Wednesday

This from Texas

Dallas Criminal Lawyer Blog reports that:

The Fort Worth Court of Appeals has issued a second opinion concerning misconduct by a Tarrant County Assistant District Attorney.

For the second time, the Fort Worth Appeals Court found the prosecutor's trial tactics to be intentional and/or reckless prosecutorial misconduct. In particular, the court cited the prosecutor's tactic of repeatedly commenting on the Defendant's invocation of her right to remain silent.

But here's something that pisses me off:

Dallas lawyer says it's a "Tarrant County ADA," mentions the defendant's name (she's now been cleared) and notes the judge.

What's missing? The NAME of the scummy prosecutor who defiled the law and wrongly convicted someone by resorting to tactics that constituted prosecutorial misconduct.

Here at INDEFENSIBLE we name names! And so with a little digging, I can now report that the "Tarrant County ADA" is named:

MICK MEYER

Interesting that nowhere in the appellate opinion is Meyer named--instead the opinion goes out of it's way to only refer to "the state."

Well Shame on you Mick Meyer!

Turns out Meyer was suspended too after some drunken softball row in which nasty prosecutors taunted the Tarrant Count Advocates who provide mentoring to juvenile offenders.
Nice going.

2 comments:

Michael Lowe said...

Where did you do your "digging?" I don't think that was the name of the prosecutor.

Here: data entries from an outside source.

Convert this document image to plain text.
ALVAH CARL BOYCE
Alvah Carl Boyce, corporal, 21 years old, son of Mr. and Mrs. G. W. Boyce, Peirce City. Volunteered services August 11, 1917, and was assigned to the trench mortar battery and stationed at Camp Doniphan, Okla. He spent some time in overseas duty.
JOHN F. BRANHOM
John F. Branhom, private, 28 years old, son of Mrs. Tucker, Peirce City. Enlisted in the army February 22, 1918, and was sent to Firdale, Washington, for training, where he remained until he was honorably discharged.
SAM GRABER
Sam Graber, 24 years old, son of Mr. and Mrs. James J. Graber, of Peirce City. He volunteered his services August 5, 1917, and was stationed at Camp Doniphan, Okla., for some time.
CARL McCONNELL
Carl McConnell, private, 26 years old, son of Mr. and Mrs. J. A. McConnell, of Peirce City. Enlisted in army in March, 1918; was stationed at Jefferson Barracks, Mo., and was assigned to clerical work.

There were three names listed on the opinion, other than the District Attorney who represented the State. They are:

Charles M. Mallin
Curtis Jenkins
& Jim Hudson.

Since it is impossible to discern from this opinion which one of these lawyers actually tried the case and which one simply filed appellee's brief, I believe it is irresponsible to say which one of them was guilty of prosecutorial misconduct. ML

Indefensible said...

Hi,
Not sure the scare quotes are necessary...
I did a little Lexis/Nexis work, and here's what I found:

Back on January 9th, 2004 The Dallas Ft.Worth Star Telegram reported that:

Wilson declared a mistrial during Twine's July 2002 trial after a defense attorney argued that prosecutor Mick Meyer, a former Tarrant County assistant district attorney who now works in private practice as a defense lawyer, asked Twine an inappropriate question.

Defense attorney Wes Ball could not be reached for comment Friday, but has said that Meyer suspected the jury wouldn't convict Twine so he recklessly asked the question to get the case thrown out so it could be retried.

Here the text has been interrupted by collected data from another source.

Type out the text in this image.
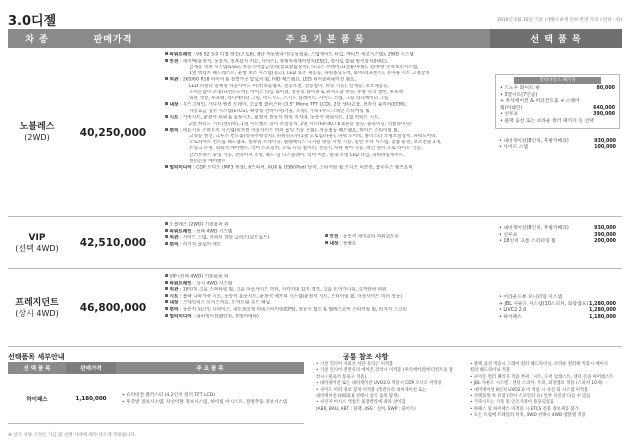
3.0디젤	2016년 2월 16일 기준 (개별소비세 인하 반영 가격 / 단위 : 원)
차 종	판매가격	주 요 기 본 품 목	선 택 품 목
노블레스
(2WD)	40,250,000

파워트레인 : V6 S2 3.0 디젤 엔진(오토6), 8단 자동변속기(수동겸용, 스텝게이트 타입, 액티브 에코시스템), 2WD 시스템

안전 : 에어백(운전석, 동승석, 전복감지 커튼, 사이드), 차체자세제어장치(ESC), 경사로 밀림 방지장치(HAC),

급제동 경보 시스템(ESS), 차동기어잠금장치(험로탈출장치), 다크스 브레이크(전륜/후륜), 전/후방 주차보조시스템,

1열 액티브 헤드레스트, 운행 보조 시스템(경고), LED 보조 제동등, 파워폴딩도어, 와이퍼(프론트), 유아용 시트 고정장치

외관 : 265/60 R18 타이어 & 전면가공 알로이 휠, HID 헤드램프, LED 리어콤비네이션 램프,

LED 러쉬터 일체형 아웃사이드 미러(퍼들램프, 전동조절, 전동접이, 히팅 기능), 안개등, 보조제동등,

도어손잡이 조명(프런트도어), 아이스 타입 와이퍼, 앞유리 와이퍼 & 워셔노즐 히팅, 후방 유리 열선, 루프랙

외관 색상, 루프랙, 라디에이터 그릴, 머드가드, 스키드 플레이트, 사이드 스텝, 그릴 라디에이터 그릴

내장 : 우드그레인, 가디자 엔진 트레이, 고급형 클러스터 (3.5" Mono TFT LCD), 2단 센터콘솔, 전자식 룸미러(ECM),

자동요금 징수 시스템(ETCS), 확장형 선바이저(거울, 조명), 가죽+우드그레인 스티어링 휠

시트 : 가죽시트, 운전석 파워 & 통풍시트, 운전석 전동식 허리 지지대, 동승석 파워시트, 1열 히티드 시트,

2열 히티드 시트(센터쪽), 1열 시트벨트 높이 조절장치, 2열 시트(60:40 / 6:4분할 폴딩, 슬라이딩, 리클라이닝)

편의 : 버튼시동 스마트키 시스템(리모컨 아웃사이드 미러 폴딩 기능 포함), 자동점등 헤드램프, 하이드 스티어링 휠,

고성능 엔진, 크루즈 컨트롤(영속주행장치), 파워윈도우(1열 오토업/다운), 파워 도어록, 클러스터 조명조절장치, 파워도어락,

오토라이트 컨트롤 헤드램프, 풋파워 트레이닝, 텔레메틱스 디지털 방송 시청 기능, 일반 주차 시스템, 맞춤 운전, 보조전원 2개,

트렁크 조명, 뒷좌석 에어벤트, 리어 스포일러, 오토 디밍 룸미러, 전동식 자세 제어 기능, 레인 센서 오토 라이트 기능,

글러브박스 쿨링 기능, 선바이저 조명, 헤드 업 디스플레이, 리어 커튼, 실내 조명 LED 타입, 파워테일게이트,

센터콘솔 에어벤트

멀티미디어 : CDP 오디오 (MP3 재생), 6스피커, AUX & USB(iPod) 단자, 스티어링 휠 오디오 리모컨, 블루투스 핸즈프리

컨비니언스 패키지
• 스노우 화이트 펄	80,000
• 3열시트(7인승)
+ 후석에어컨 & 히터컨트롤 + 스페어
휠(미쉐린)	640,000
• 선루프	390,000
• 블랙 옵션 또는 브라운 컬러 패키지 등 선택
• 내비게이션(8인치, 후방카메라)	930,000
• 사이드 스텝	100,000
VIP
(선택 4WD)	42,510,000

노블레스 (2WD) 기본품목 외

파워트레인 : 선택 4WD 시스템

외관 : 사이드 스텝, 자외선 차단 글라스(윈드실드)

편의 : 러기지 플로어 매트

안전 : 동승석 세이프티 파워윈도우

내장 : 풋램프

• 내비게이션(8인치, 후방카메라)	930,000
• 선루프	390,000
• 18인치 크롬 스퍼터링 휠	200,000
프레지던트
(상시 4WD)	46,800,000

VIP (선택 4WD) 기본품목 외

파워트레인 : 상시 4WD 시스템

외관 : 18인치 크롬 스퍼터링 휠, 크롬 아웃사이드 미러, 사각지대 감지 경보, 크롬 도어가니쉬, 호박잔바 파워

시트 : 블랙 나파가죽 시트, 동승석 통풍시트, 운전석 메모리 시스템(운전석 시트, 스티어링 휠, 아웃사이드 미러 연동)

내장 : 스테인리스 도어스커프, 도어트림 우드 패널

편의 : 동승석 워크인 디바이스, 속도감응형 파워스티어링(EPS), 전동식 틸트 & 텔레스코픽 스티어링 휠, 러기지 스크린

멀티미디어 : 내비게이션(8인치, 후방카메라)

• 어라운드뷰 모니터링 시스템
+ JBL 사운드 시스템(10스피커, 외장앰프) 1,280,000
• LIVC2 2.0	1,280,000
• 하이패스	1,180,000
선택품목 세부안내
선 택 품 목	판매가격	주 요 품 목
하이패스	1,180,000

• 슈퍼비전 클러스터 (4.2인치 컬러 TFT LCD)

• 후측방 경보시스템, 차선이탈 경보시스템, 하이빔 어시스트, 전방추돌 경보시스템

공통 참조 사항

• 기상 인티어 자외선 차단 유리는 미적용

• 기상 인티어 전면유리 에어콘 장착시 미적용 (후석에어컨/히터컨트롤 장

착시 / 블로어 통풍구 적용)

• 내비게이션 또는 내비게이션 UVO2.0 적용시 CDP 오디오 미적용

• 사이드 미러 경보 장치 미적용 (측면유리 내비게이션 또는

내비게이션 UVO2.0 선택시 상기 품목 탑재)

• 사각지 어시스 색상은 외장칼라에 따라 상이함

(ABP, BAU, ABT : 블랙, 4SS : 실버, SWP : 화이트)

• 블랙 옵션 적용시 그레이 컬러 헤드라이닝, 브라운 컬러팩 적용시 베이지

컬러 헤드라이닝 적용

• 파이온 컬러 패키지 적용 부위 : 시트, 도어 암레스트, 센터 콘솔 아머레스트

• JBL 사운드 시스템 : 센터 스피커, 우퍼, 외장앰프 적용 (스피커 10개)

• 내비게이션 8인치 UVO2.0 미 적용 시 사진 외 시스템 미적용

• 선택품목 차 유형 (리어 스포일러 등) 일부 사진과 다를 수 있음

• 가죽시트는 가죽 및 인조가죽이 혼용되었음

• 하패스 및 하이패스 미적용 시 ETCS 전용 정보제공 불가

• 모든 트림에 트레일러 히치, 4WD 선택시 4WD 엠블렘 적용

※ 상기 사양 구성은 가감 및 선택 사양에 따라 다르게 적용됩니다.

"That is absolutely not true," Meyer said Friday. "We had scientific evidence waiting in the wings as soon he was done testifying. My heart pours out for the victim in this case."

At a hearing after the trial, Ball asked that Twine's case be dismissed on the grounds that he cannot be tried twice for the same crime under the double jeopardy provisions of the Constitution.

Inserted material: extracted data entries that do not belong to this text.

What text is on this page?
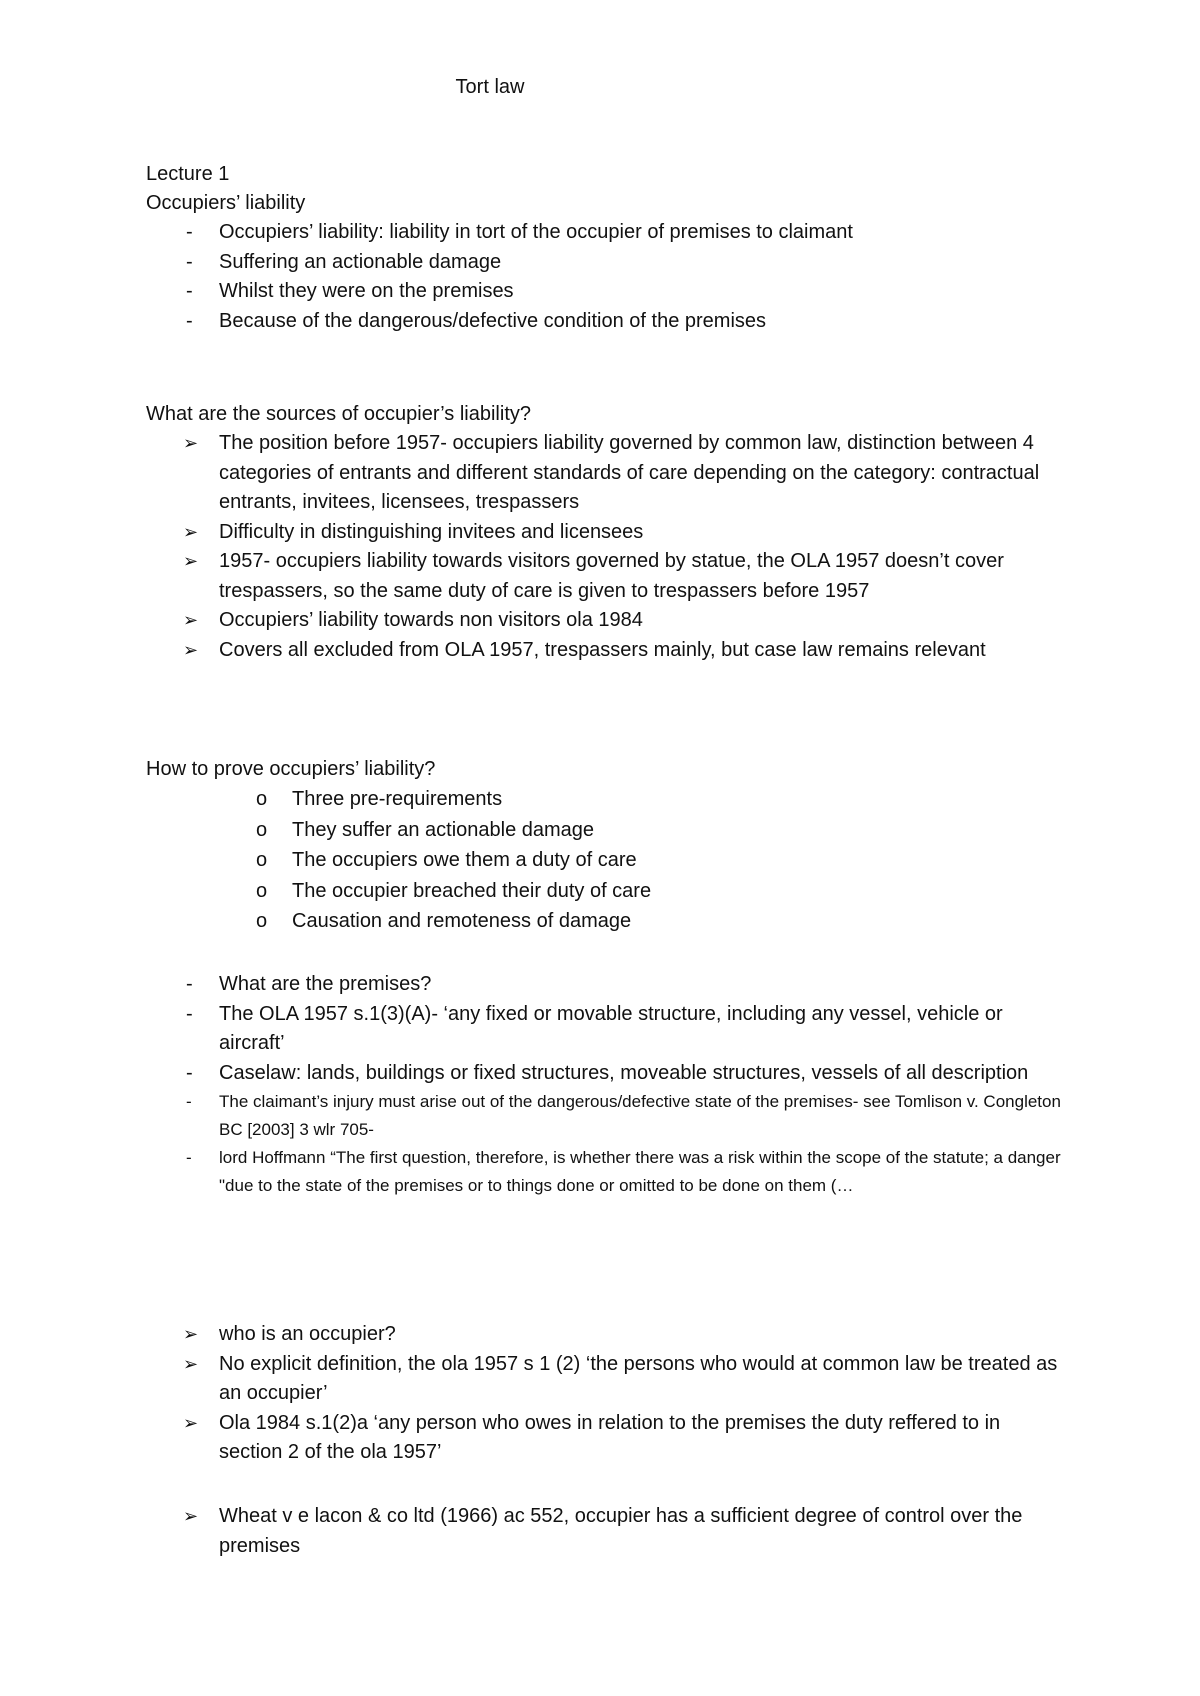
Tort law

Lecture 1

Occupiers’ liability

-	Occupiers’ liability: liability in tort of the occupier of premises to claimant
-	Suffering an actionable damage
-	Whilst they were on the premises
-	Because of the dangerous/defective condition of the premises

What are the sources of occupier’s liability?

➢	The position before 1957- occupiers liability governed by common law, distinction between 4 categories of entrants and different standards of care depending on the category: contractual entrants, invitees, licensees, trespassers
➢	Difficulty in distinguishing invitees and licensees
➢	1957- occupiers liability towards visitors governed by statue, the OLA 1957 doesn’t cover trespassers, so the same duty of care is given to trespassers before 1957
➢	Occupiers’ liability towards non visitors ola 1984
➢	Covers all excluded from OLA 1957, trespassers mainly, but case law remains relevant

How to prove occupiers’ liability?

o	Three pre-requirements
o	They suffer an actionable damage
o	The occupiers owe them a duty of care
o	The occupier breached their duty of care
o	Causation and remoteness of damage
-	What are the premises?
-	The OLA 1957 s.1(3)(A)- ‘any fixed or movable structure, including any vessel, vehicle or aircraft’
-	Caselaw: lands, buildings or fixed structures, moveable structures, vessels of all description
-	The claimant’s injury must arise out of the dangerous/defective state of the premises- see Tomlison v. Congleton BC [2003] 3 wlr 705-
-	lord Hoffmann “The first question, therefore, is whether there was a risk within the scope of the statute; a danger "due to the state of the premises or to things done or omitted to be done on them (…
➢	who is an occupier?
➢	No explicit definition, the ola 1957 s 1 (2) ‘the persons who would at common law be treated as an occupier’
➢	Ola 1984 s.1(2)a ‘any person who owes in relation to the premises the duty reffered to in section 2 of the ola 1957’
➢	Wheat v e lacon & co ltd (1966) ac 552, occupier has a sufficient degree of control over the premises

In that hearing, Ball argued that Meyer had previously prompted a mistrial in Wilson's court by asking a similar question to another defendant, Swanda Marie Lewis, during her murder trial. Wilson denied the defense's double jeopardy motion in Twine's case and granted the prosecution's motion to exclude evidence about Meyer's actions in the Lewis trial.

Ball then appealed to the Second Court of Appeals, who ordered that Wilson conduct a hearing to consider the excluded evidence from the Lewis trial.

According to the order, Wilson, after considering evidence from both trials, ruled this week that Twine could not be prosecuted again. The judge found that improper prosecutorial misconduct provoked the mistrial, that an instruction to the jury to disregard the prosecutor's question could not alleviate the problem and that the prosecutor had a conscious disregard that his conduct could lead to a mistrial.

Twine is accused of inviting the woman to his house, getting drunk, tearing her clothes away each time she tried to leave and forcing her to have sex. The woman said she finally got away by saying she had a sick child.

According to defense attorney Ball, Meyer's first question to Twine under cross-examination suggested that Twine had previously refused to talk to the prosecution. Ball said the question was a violation of Twine's Fifth Amendment right to remain silent after his arrest.

After sending the jury out of the courtroom and after a brief recess, Wilson declared a mistrial.

In November 2001, Wilson declared a mistrial in the middle of Lewis' murder case after defense attorney Danny Burns argued that Meyer alluded to the fact that Lewis had refused to talk to a homicide detective after her arrest.

Here's the link:

Star-Telegram.com | 01/09/2004 | Police officer can't be tried again, judge rules

Seems like ole Mick Meyer is quite a piece of prosecutorial work.

But by all means, correct me if I'm wrong on this--seems like the same case to me, and clearly an instance of prosecutorial misconduct.